Central to the story is the novel’s setting, as both Los Angeles and the amusement park are important to Maeve’s identity. Maeve is enamored with the city of LA from the moment she arrives to live with her grandmother, noting that she is “intoxicated” by the atmosphere of ambition and professional anxiety that surrounds her: “[E]verywhere, all the time, people are pretending. But here, in Hollywood, it is so much more. So much more that it renders it authentic” (15). The aspiring actors she meets not only perform roles in film and television but also constantly perform the successful, glamorous lives they hope to attain. Maeve—who hides her identity as a serial killer—finds pleasure in the fact that Hollywood is full of people pretending to be something they are not. With the movie industry central to its identity, its lavish parties, mansions, and more, Maeve views Hollywood as an embodiment of what she views as a key component of human life: creating an identity that will allow you to fit in. In this way, the setting introduces the theme of The Distinction Between the Private Self and the Public Persona, as both Maeve and the people around her are hiding who they truly are by projecting a different persona to everyone else.

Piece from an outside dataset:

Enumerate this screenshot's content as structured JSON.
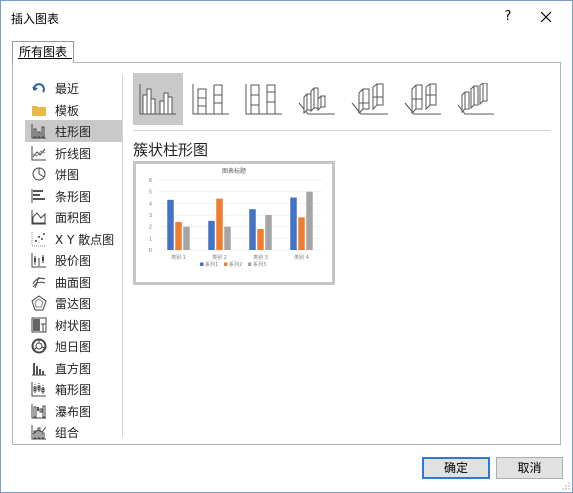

Similarly, the princess park where Maeve works encapsulates this idea. She performs each day as a princess, entertaining small children and creating happiness for their families in the park. However, in her private life, she is working to destroy the lives of people like Susan Parker online and committing murders. While Maeve’s public persona, the ice princess, is adored by the public and touted as the most “popular” princess in the park, she is hiding her true identity.
The internal conflict that Maeve undergoes throughout the text is introduced in the first section, as she struggles to hide this identity and function within society. Leede introduces the extended metaphor of Maeve as a “wolf” that will represent this struggle throughout the novel. Tallulah—who, it is later revealed, is a serial killer herself—tells Maeve that they are “two wolves in a flock of sheep” (15). However, Tallulah also stresses the importance of hiding this identity from the public, insisting that Maeve “put [her] wolf to sleep [and] [k]eep it sedated and secret and tucked away” (77). This metaphor will continue throughout the novel, emphasizing the battle between Maeve’s private self and the persona she projects to the public.
One key element of Maeve’s ability to hide her true identity is her relationship with others. Tallulah and Kate introduce the theme of The Power of Personal Connection, as they are the two people in Maeve’s life who anchor her and allow her to control her hidden rage and violence. She thinks to herself, “For the next two years, my life is perfect. And beyond that, I will live alone. The timer on my life as it exists now is ticking louder every day, culminating in that ultimate inevitability” (17). Maeve expresses repeatedly the importance of Tallulah and Kate in her life, as they are the only things that give her life a sense of belonging and purpose. Without them, she would feel a connection to no one, and in turn, would struggle to keep her rage—the “wolf” within her—at bay. In this way, Tallulah and Kate give Maeve the power to maintain some semblance of a happy life to control her rage.